DrugBank A bioinformatics and cheminformatics resource that combines detailed drug (i.e. chemical, pharmacological and pharmaceutical) data with comprehensive drug target (i.e. sequence, structure, pathway) information. Note that DrugBank is free for academic and non-profit use but commercial users require a license.
Chemistry databases
ChEBI A database and ontology of molecular entities focused on 'small' chemical compounds. These molecular entities are either products of nature or synthetic products used to intervene in the processes of living organisms. Molecules directly encoded by the genome, such as nucleic acids, proteins and peptides derived from proteins by proteolytic cleavage, are not as a rule included in ChEBI.
ChemSpider A chemical structure database providing fast access to over 25 million structures, properties and associated information. It is considered one of the primary chemistry internet portals and its mission includes improving the quality of public chemistry data sources through automated and crowd-sourced curation with expert review.
HMDB A database of small molecule metabolites found in the human body linked to chemical, clinical and molecular biology/biochemistry data.
PubChem A database of chemical molecules and their activities against biological assays.
Nature Lipidomics Gateway Information, tools and resources for researchers interested in lipid biology.
Disease/variant databases
dbSNP The NCBI Database for Short Genetic Variations (dbSNP) catalogues short variations in nucleotide sequences from a wide range of organisms.
OMIM A database that catalogues all the known human diseases with a genetic component, links them to the relevant genes, references and tools for genomic analysis.
Orphanet A resource providing an inventory, classification and encyclopaedia of rare diseases and their associated genes.
UniProtKB/Swiss-Prot Variant A summary of information related to variants and computed information such as the conservation of the modified residues across orthologous species.
Antibody databases
IMGT/mAb-DB A database of monoclonal antibodies (IG, mAb) and fusion proteins for immune applications (FPIA).
GPCR-specific databases
BitterDB A database of bitter compounds obtained from the literature and from Merck index and their associated human bitter taste receptors (hT2Rs).

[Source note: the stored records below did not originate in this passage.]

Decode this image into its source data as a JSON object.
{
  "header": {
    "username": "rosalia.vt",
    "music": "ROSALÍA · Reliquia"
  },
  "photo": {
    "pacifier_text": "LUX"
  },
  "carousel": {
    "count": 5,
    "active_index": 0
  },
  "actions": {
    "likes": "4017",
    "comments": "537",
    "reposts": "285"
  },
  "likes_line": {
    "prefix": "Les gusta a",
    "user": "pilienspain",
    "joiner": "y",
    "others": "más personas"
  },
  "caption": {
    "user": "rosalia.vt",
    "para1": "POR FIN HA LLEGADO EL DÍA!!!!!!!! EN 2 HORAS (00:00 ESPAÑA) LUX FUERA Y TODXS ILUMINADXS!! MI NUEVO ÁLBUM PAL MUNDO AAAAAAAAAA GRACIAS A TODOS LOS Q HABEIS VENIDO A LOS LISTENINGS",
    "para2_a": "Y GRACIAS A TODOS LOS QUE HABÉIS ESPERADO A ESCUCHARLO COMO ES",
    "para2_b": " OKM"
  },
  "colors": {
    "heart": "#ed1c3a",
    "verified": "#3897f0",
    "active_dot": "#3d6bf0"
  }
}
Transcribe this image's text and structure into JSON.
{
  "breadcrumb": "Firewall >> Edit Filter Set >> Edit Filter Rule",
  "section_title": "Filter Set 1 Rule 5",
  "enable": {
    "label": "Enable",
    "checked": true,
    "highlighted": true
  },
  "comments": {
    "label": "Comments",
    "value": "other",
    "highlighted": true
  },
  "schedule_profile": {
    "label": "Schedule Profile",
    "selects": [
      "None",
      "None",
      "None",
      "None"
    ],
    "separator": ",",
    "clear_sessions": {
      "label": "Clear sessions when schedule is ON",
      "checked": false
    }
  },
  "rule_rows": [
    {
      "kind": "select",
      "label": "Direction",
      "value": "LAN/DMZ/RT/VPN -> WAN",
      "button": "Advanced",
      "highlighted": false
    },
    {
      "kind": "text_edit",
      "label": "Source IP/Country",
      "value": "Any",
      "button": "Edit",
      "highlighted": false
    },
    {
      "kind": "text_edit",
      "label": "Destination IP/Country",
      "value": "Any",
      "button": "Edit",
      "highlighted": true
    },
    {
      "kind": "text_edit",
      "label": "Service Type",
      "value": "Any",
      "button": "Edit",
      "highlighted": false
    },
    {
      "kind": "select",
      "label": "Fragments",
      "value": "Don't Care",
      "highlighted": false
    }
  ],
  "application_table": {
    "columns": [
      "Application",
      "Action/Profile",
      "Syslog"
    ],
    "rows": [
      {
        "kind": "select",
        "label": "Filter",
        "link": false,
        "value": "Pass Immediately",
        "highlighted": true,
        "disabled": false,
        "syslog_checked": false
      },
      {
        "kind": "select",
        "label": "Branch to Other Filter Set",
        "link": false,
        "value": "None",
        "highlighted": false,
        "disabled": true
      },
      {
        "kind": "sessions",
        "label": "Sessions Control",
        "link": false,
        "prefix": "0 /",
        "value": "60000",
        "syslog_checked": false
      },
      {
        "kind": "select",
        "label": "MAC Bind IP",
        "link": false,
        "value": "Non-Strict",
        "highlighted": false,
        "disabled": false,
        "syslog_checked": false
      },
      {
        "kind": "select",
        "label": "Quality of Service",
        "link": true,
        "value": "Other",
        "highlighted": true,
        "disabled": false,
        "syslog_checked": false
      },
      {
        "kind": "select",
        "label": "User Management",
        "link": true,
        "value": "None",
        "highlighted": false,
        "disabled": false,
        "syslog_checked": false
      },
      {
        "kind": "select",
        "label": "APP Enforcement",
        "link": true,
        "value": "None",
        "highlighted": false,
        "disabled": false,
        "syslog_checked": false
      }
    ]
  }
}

GPCRDB An information system for GPCRs containing data on sequences, ligand binding constants and mutations along with tools to aid in visualisation and data analysis.

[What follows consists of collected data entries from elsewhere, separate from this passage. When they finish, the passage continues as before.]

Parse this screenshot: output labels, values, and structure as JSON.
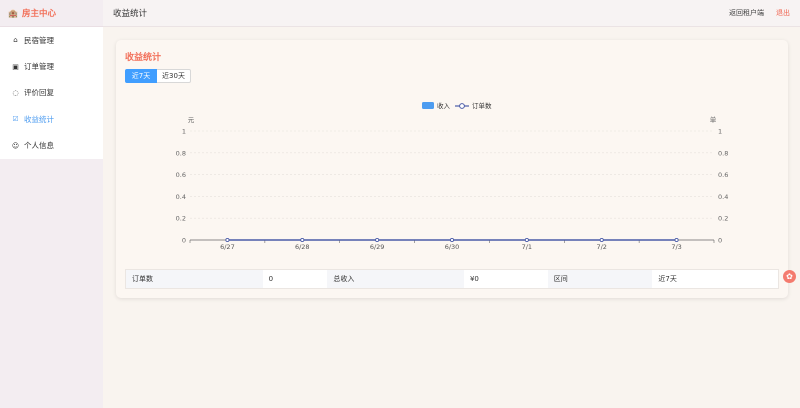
{
  "brand": {
    "icon": "building-icon",
    "title": "房主中心",
    "color": "#f2705a"
  },
  "sidebar": {
    "items": [
      {
        "icon": "home-icon",
        "label": "民宿管理",
        "active": false
      },
      {
        "icon": "clipboard-icon",
        "label": "订单管理",
        "active": false
      },
      {
        "icon": "comment-icon",
        "label": "评价回复",
        "active": false
      },
      {
        "icon": "checkbox-icon",
        "label": "收益统计",
        "active": true
      },
      {
        "icon": "user-icon",
        "label": "个人信息",
        "active": false
      }
    ]
  },
  "header": {
    "title": "收益统计",
    "back_label": "返回租户端",
    "logout_label": "退出"
  },
  "card": {
    "title": "收益统计",
    "tabs": [
      {
        "label": "近7天",
        "active": true
      },
      {
        "label": "近30天",
        "active": false
      }
    ]
  },
  "chart_data": {
    "type": "line",
    "categories": [
      "6/27",
      "6/28",
      "6/29",
      "6/30",
      "7/1",
      "7/2",
      "7/3"
    ],
    "series": [
      {
        "name": "收入",
        "type": "bar",
        "values": [
          0,
          0,
          0,
          0,
          0,
          0,
          0
        ],
        "color": "#4d9cf0"
      },
      {
        "name": "订单数",
        "type": "line",
        "values": [
          0,
          0,
          0,
          0,
          0,
          0,
          0
        ],
        "color": "#4a5ba8"
      }
    ],
    "y_left": {
      "unit": "元",
      "ticks": [
        "0",
        "0.2",
        "0.4",
        "0.6",
        "0.8",
        "1"
      ],
      "range": [
        0,
        1
      ]
    },
    "y_right": {
      "unit": "单",
      "ticks": [
        "0",
        "0.2",
        "0.4",
        "0.6",
        "0.8",
        "1"
      ],
      "range": [
        0,
        1
      ]
    },
    "legend_position": "top-center",
    "grid": true
  },
  "summary": {
    "orders_label": "订单数",
    "orders_value": "0",
    "income_label": "总收入",
    "income_value": "¥0",
    "range_label": "区间",
    "range_value": "近7天"
  },
  "floating": {
    "icon": "flower-icon",
    "glyph": "✿"
  }
}
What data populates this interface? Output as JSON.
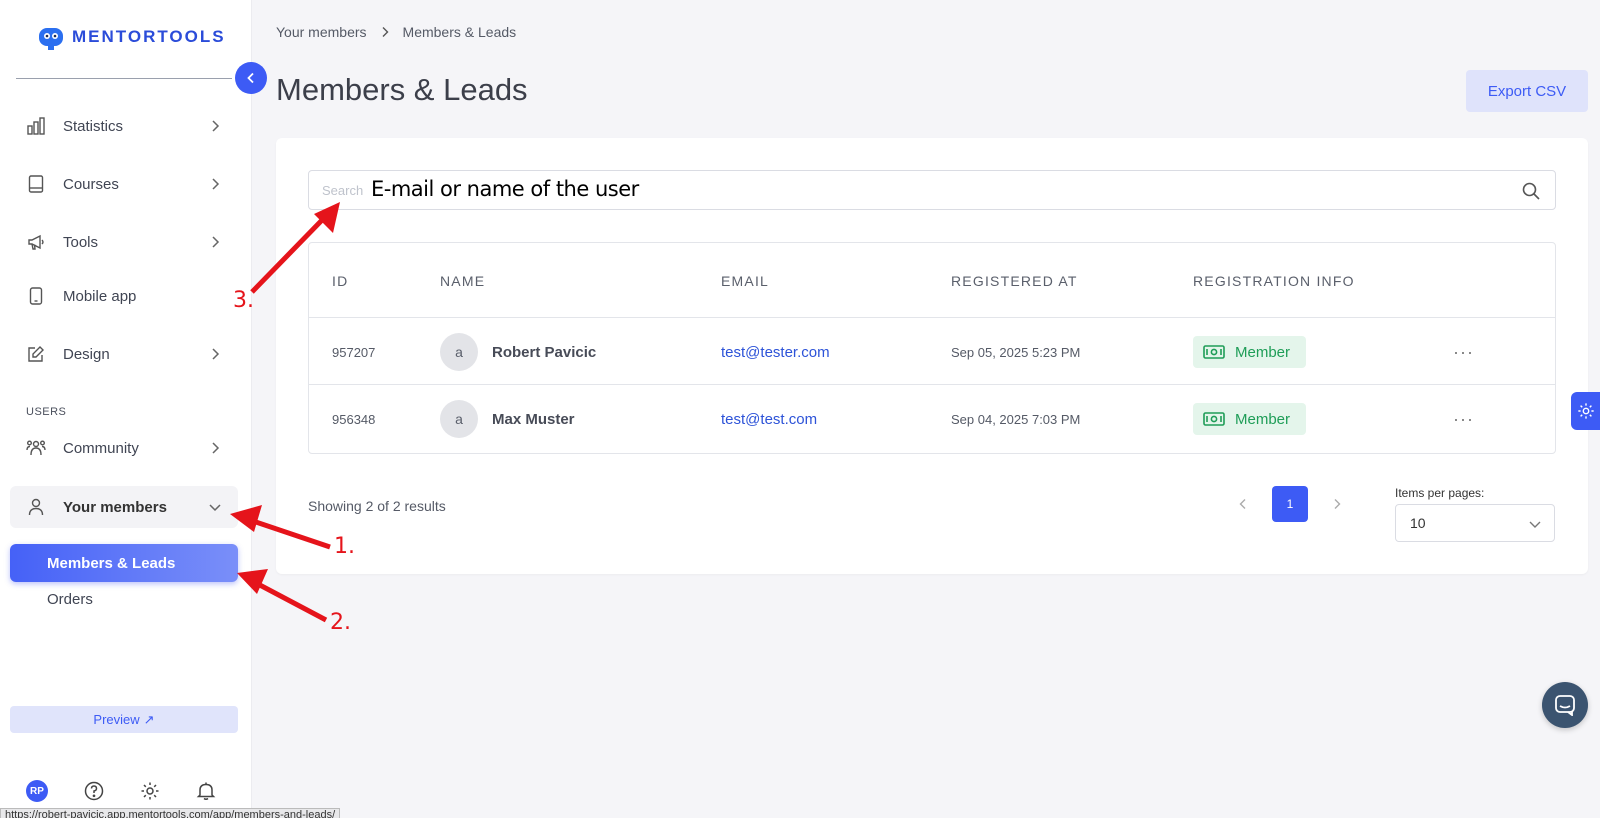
{
  "app": {
    "logo_text": "MENTORTOOLS"
  },
  "sidebar": {
    "items": [
      {
        "label": "Statistics",
        "icon": "bar-chart-icon"
      },
      {
        "label": "Courses",
        "icon": "book-icon"
      },
      {
        "label": "Tools",
        "icon": "megaphone-icon"
      },
      {
        "label": "Mobile app",
        "icon": "phone-icon"
      },
      {
        "label": "Design",
        "icon": "edit-icon"
      }
    ],
    "section_users": "USERS",
    "community": "Community",
    "your_members": "Your members",
    "members_leads": "Members & Leads",
    "orders": "Orders",
    "preview": "Preview",
    "preview_arrow": "↗",
    "avatar_initials": "RP",
    "status_url": "https://robert-pavicic.app.mentortools.com/app/members-and-leads/"
  },
  "header": {
    "breadcrumb": [
      "Your members",
      "Members & Leads"
    ],
    "title": "Members & Leads",
    "export_label": "Export CSV"
  },
  "search": {
    "placeholder": "Search",
    "annotation": "E-mail or name of the user"
  },
  "table": {
    "columns": [
      "ID",
      "NAME",
      "EMAIL",
      "REGISTERED AT",
      "REGISTRATION INFO"
    ],
    "rows": [
      {
        "id": "957207",
        "avatar": "a",
        "name": "Robert Pavicic",
        "email": "test@tester.com",
        "registered": "Sep 05, 2025 5:23 PM",
        "info": "Member"
      },
      {
        "id": "956348",
        "avatar": "a",
        "name": "Max Muster",
        "email": "test@test.com",
        "registered": "Sep 04, 2025 7:03 PM",
        "info": "Member"
      }
    ],
    "more": "···"
  },
  "footer": {
    "showing": "Showing 2 of 2 results",
    "page": "1",
    "items_per_page_label": "Items per pages:",
    "items_per_page_value": "10"
  },
  "annotations": {
    "one": "1.",
    "two": "2.",
    "three": "3."
  },
  "colors": {
    "accent": "#3d5bf5",
    "success": "#1e9d57",
    "annotation": "#e5141b"
  }
}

Nuclear receptor-specific databases
NURSA The Nuclear Receptor Signaling Atlas is a resource for validated information on nuclear receptor signalling, structure, function and role in disease.
Enzyme-specific databases
BRENDA A resource that comprises molecular and biochemical information on enzymes that have been classified by the IUBMB. Every classified enzyme is characterized with respect to its catalysed biochemical reaction.

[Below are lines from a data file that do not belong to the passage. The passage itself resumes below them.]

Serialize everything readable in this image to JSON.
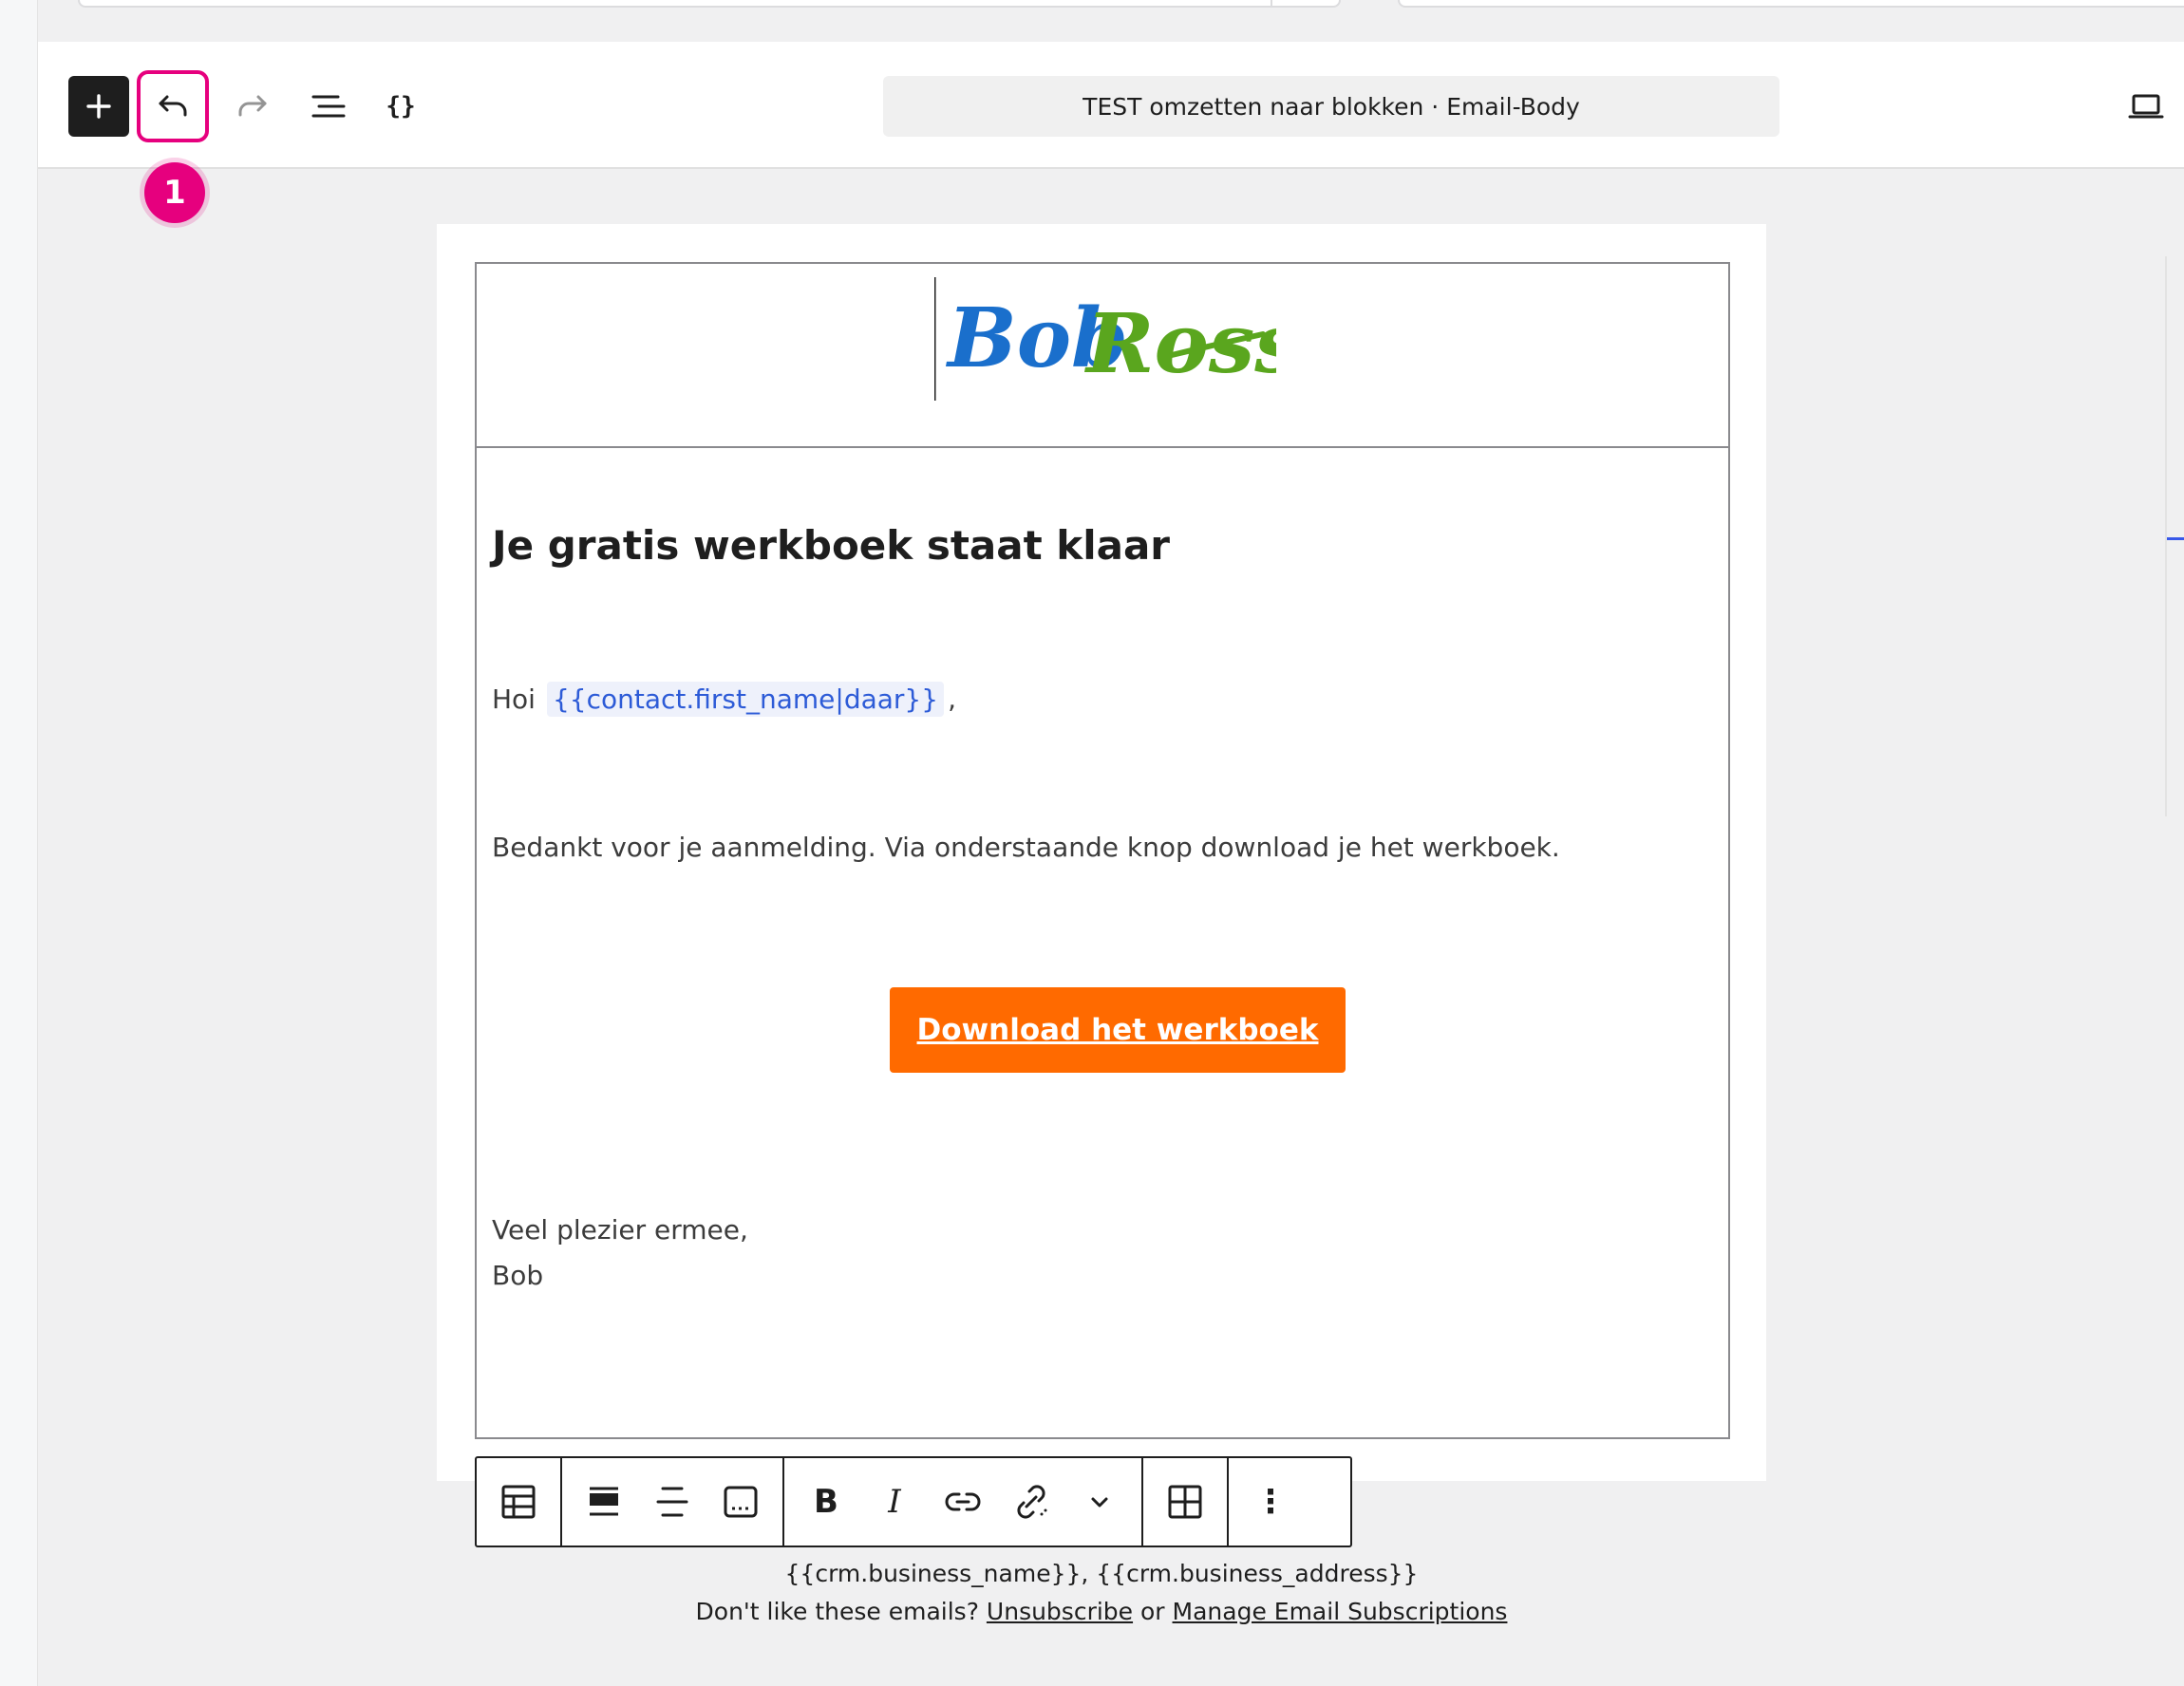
{
  "toolbar": {
    "document_title": "TEST omzetten naar blokken · Email-Body",
    "code_label": "{}",
    "icons": {
      "add": "plus-icon",
      "undo": "undo-icon",
      "redo": "redo-icon",
      "list_view": "list-view-icon",
      "code": "code-braces-icon",
      "device": "laptop-icon"
    }
  },
  "annotation": {
    "step_number": "1",
    "color": "#e6007e"
  },
  "email": {
    "logo": {
      "first": "Bob",
      "second": "Ross",
      "colors": {
        "first": "#1a6fcc",
        "second": "#5aa61e"
      }
    },
    "heading": "Je gratis werkboek staat klaar",
    "greeting_prefix": "Hoi",
    "merge_tag": "{{contact.first_name|daar}}",
    "greeting_suffix": ",",
    "intro": "Bedankt voor je aanmelding. Via onderstaande knop download je het werkboek.",
    "cta_label": "Download het werkboek",
    "cta_color": "#ff6a00",
    "closing_line1": "Veel plezier ermee,",
    "closing_line2": "Bob"
  },
  "block_toolbar": {
    "icons": [
      "table-icon",
      "align-top-icon",
      "align-middle-icon",
      "caption-icon",
      "bold-icon",
      "italic-icon",
      "link-icon",
      "unlink-icon",
      "chevron-down-icon",
      "grid-icon",
      "more-options-icon"
    ],
    "bold_label": "B",
    "italic_label": "I",
    "more_label": "⋮"
  },
  "footer": {
    "business_line": "{{crm.business_name}}, {{crm.business_address}}",
    "prompt": "Don't like these emails? ",
    "unsubscribe": "Unsubscribe",
    "or": " or ",
    "manage": "Manage Email Subscriptions"
  }
}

KEGG BRITE A collection of hierarchical classifications representing various aspects of biological systems.
MEROPS The MEROPS database provides access to information on peptidases (or proteases) and the proteins and small molecules that inhibit them, presented in a hierarchical, structure-based classification system.
General databases
PubMed References in Guide to PHARMACOLOGY are directly linked to citations in PubMed using PubMed IDs.
Wikipedia Although not always authoritative, it often provides lay, easily-digestible information on drugs and drug targets.